Although we’ve already written much on dividing procurement departments into tactical and strategic teams, it is worth discussing other potential ways to slice the procurement activity pie.
In most procurement departments that are split into tactical and strategic teams, the tactical work includes order placement, expediting, and resolving day-to-day issues. And the strategic work includes sourcing, negotiation, and supplier management.
As procurement has continued to mature and better talent has been comprising a higher percentage of our profession’s workforce, strategic sourcing and challenging negotiations aren’t reserved for only the top handful of performers in a procurement department. Almost everyone who occupies a professional procurement role does these things. And the available procurement training and technology enables these people to do a good job at it.
However, strategic sourcing and negotiation still can’t be classified as “tactical” on the same level as cutting PO’s.
But collaborating with suppliers and creating value from supplier relationships is even further from tactical purchasing. So, should we reevaluate how procurement departments are divided? And, if so, how might we divide them?
Well, let’s take a look at how some sales organizations divide themselves.
Sales organizations can be divided in multiple ways. One common way is by geography: all sales reps do the same job, just for different customers in different regions.

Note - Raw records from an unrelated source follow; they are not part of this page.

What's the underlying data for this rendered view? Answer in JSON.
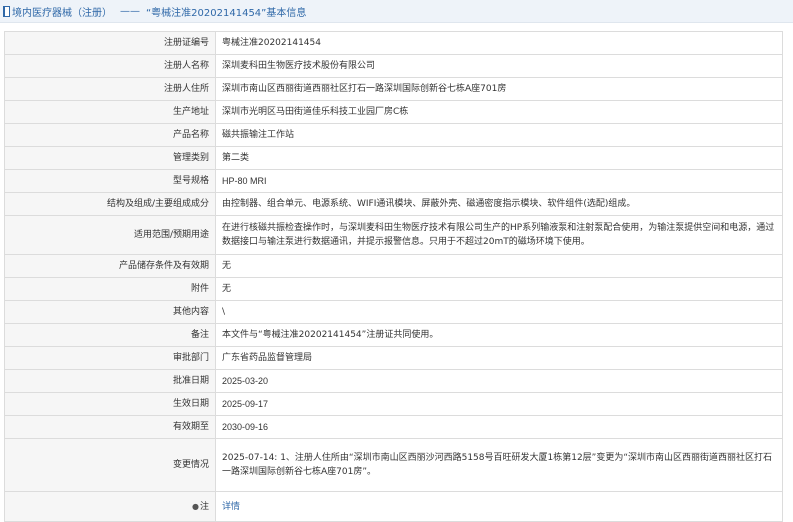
{
  "header": {
    "title": "境内医疗器械（注册）",
    "separator": "——",
    "subtitle": "“粤械注准20202141454”基本信息"
  },
  "rows": [
    {
      "label": "注册证编号",
      "value": "粤械注准20202141454"
    },
    {
      "label": "注册人名称",
      "value": "深圳麦科田生物医疗技术股份有限公司"
    },
    {
      "label": "注册人住所",
      "value": "深圳市南山区西丽街道西丽社区打石一路深圳国际创新谷七栋A座701房"
    },
    {
      "label": "生产地址",
      "value": "深圳市光明区马田街道佳乐科技工业园厂房C栋"
    },
    {
      "label": "产品名称",
      "value": "磁共振输注工作站"
    },
    {
      "label": "管理类别",
      "value": "第二类"
    },
    {
      "label": "型号规格",
      "value": "HP-80 MRI"
    },
    {
      "label": "结构及组成/主要组成成分",
      "value": "由控制器、组合单元、电源系统、WIFI通讯模块、屏蔽外壳、磁通密度指示模块、软件组件(选配)组成。"
    },
    {
      "label": "适用范围/预期用途",
      "value": "在进行核磁共振检查操作时，与深圳麦科田生物医疗技术有限公司生产的HP系列输液泵和注射泵配合使用，为输注泵提供空间和电源，通过数据接口与输注泵进行数据通讯，并提示报警信息。只用于不超过20mT的磁场环境下使用。"
    },
    {
      "label": "产品储存条件及有效期",
      "value": "无"
    },
    {
      "label": "附件",
      "value": "无"
    },
    {
      "label": "其他内容",
      "value": "\\"
    },
    {
      "label": "备注",
      "value": "本文件与“粤械注准20202141454”注册证共同使用。"
    },
    {
      "label": "审批部门",
      "value": "广东省药品监督管理局"
    },
    {
      "label": "批准日期",
      "value": "2025-03-20"
    },
    {
      "label": "生效日期",
      "value": "2025-09-17"
    },
    {
      "label": "有效期至",
      "value": "2030-09-16"
    },
    {
      "label": "变更情况",
      "value": "2025-07-14: 1、注册人住所由“深圳市南山区西丽沙河西路5158号百旺研发大厦1栋第12层”变更为“深圳市南山区西丽街道西丽社区打石一路深圳国际创新谷七栋A座701房”。"
    },
    {
      "label": "注",
      "value": "详情"
    }
  ]
}
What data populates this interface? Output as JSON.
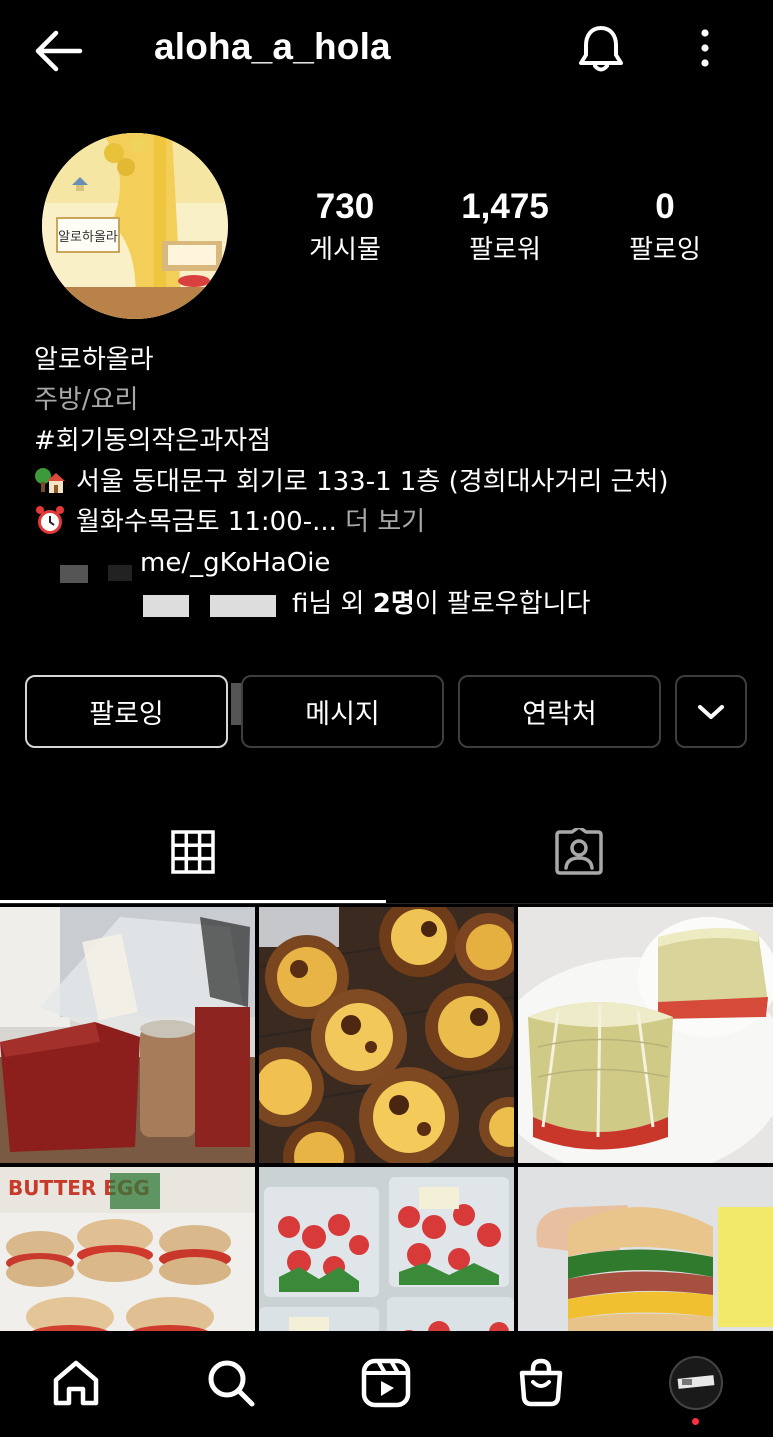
{
  "header": {
    "username": "aloha_a_hola",
    "back_icon": "arrow-left-icon",
    "notification_icon": "bell-icon",
    "menu_icon": "more-vertical-icon"
  },
  "profile": {
    "avatar_text": "알로하올라",
    "stats": [
      {
        "value": "730",
        "label": "게시물"
      },
      {
        "value": "1,475",
        "label": "팔로워"
      },
      {
        "value": "0",
        "label": "팔로잉"
      }
    ],
    "name": "알로하올라",
    "category": "주방/요리",
    "hashtag": "#회기동의작은과자점",
    "address_icon": "house-with-garden-emoji",
    "address": "서울 동대문구 회기로 133-1 1층 (경희대사거리 근처)",
    "hours_icon": "alarm-clock-emoji",
    "hours": "월화수목금토 11:00-...",
    "more_label": "더 보기",
    "link": "me/_gKoHaOie",
    "followed_by_prefix": "fi님 외 ",
    "followed_by_count": "2명",
    "followed_by_suffix": "이 팔로우합니다"
  },
  "actions": {
    "follow_label": "팔로잉",
    "message_label": "메시지",
    "contact_label": "연락처",
    "suggest_icon": "chevron-down-icon"
  },
  "tabs": {
    "grid_icon": "grid-icon",
    "tagged_icon": "tagged-person-icon",
    "active": "grid"
  },
  "grid": {
    "posts": [
      {
        "description": "paper-bag-and-drink-photo"
      },
      {
        "description": "egg-tarts-photo"
      },
      {
        "description": "cheesecake-slices-photo"
      },
      {
        "description": "strawberry-scones-photo"
      },
      {
        "description": "strawberry-packs-photo"
      },
      {
        "description": "sandwich-photo"
      }
    ],
    "overlay_text": "BUTTER EGG"
  },
  "bottom_nav": {
    "items": [
      "home-icon",
      "search-icon",
      "reels-icon",
      "shop-icon",
      "profile-avatar"
    ]
  },
  "colors": {
    "background": "#000000",
    "text": "#ffffff",
    "secondary_text": "#a8a8a8",
    "button_border": "#3e3e3e",
    "notification_dot": "#ff3040"
  }
}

However, an alternative division – or a subdivision of that existing division – is where a sales organization is divided into two groups: “hunters” and “farmers.” The hunters are those that approach potential new customers, negotiate with them, and ultimately close deals with them. The farmers don’t do that. They take over accounts won by the hunters, maintain the relationships, make sure customer needs are met, and aim to gain and grow recurring business.
Why does this split make sense?
Well, it takes different skill sets to perform each role. And it takes different personalities for each role – personalities that are perfect for one role are poor for the other.
Hunters love the feeling of “winning.” It’s a feeling that is addicting and drives hunters to recapture that feeling as often as possible. It motivates them to be the first one to arrive at the office, be the last one to leave the office, and make more phone calls than any of their peers. Because they “exist to win,” the farming role isn’t exciting to them. And that lack of excitement usually means that they won’t voluntarily spend their time farming.
But farming is needed. And good farmers have the perfect personality for that role. They know how to relate well to people. They are able to have conversations that both parties enjoy. And they are good at making sure things don’t fall through the proverbial cracks. But they just don’t have the fire in their bellies to pound the phones and tirelessly chase new business, which they can find demoralizing when it doesn’t go well.
The hunter/farmer division works great in sales. It leverages personality types.
Could a hunter/farmer division work equally well in procurement?
I think so.
Tenacious procurement negotiation requires a different personality than leading a mutual cost reduction project with a supplier. As more procurement organizations discover how they can create value beyond traditional sourcing and negotiation applications, a new personality type will be in increasing demand in procurement.
I know that some procurement organizations are already splitting activity in a hunter/farmer type of approach, though they aren’t calling it that. And I think that any procurement transformation going forward should consider leveraging this alternative approach to dividing procurement responsibilities.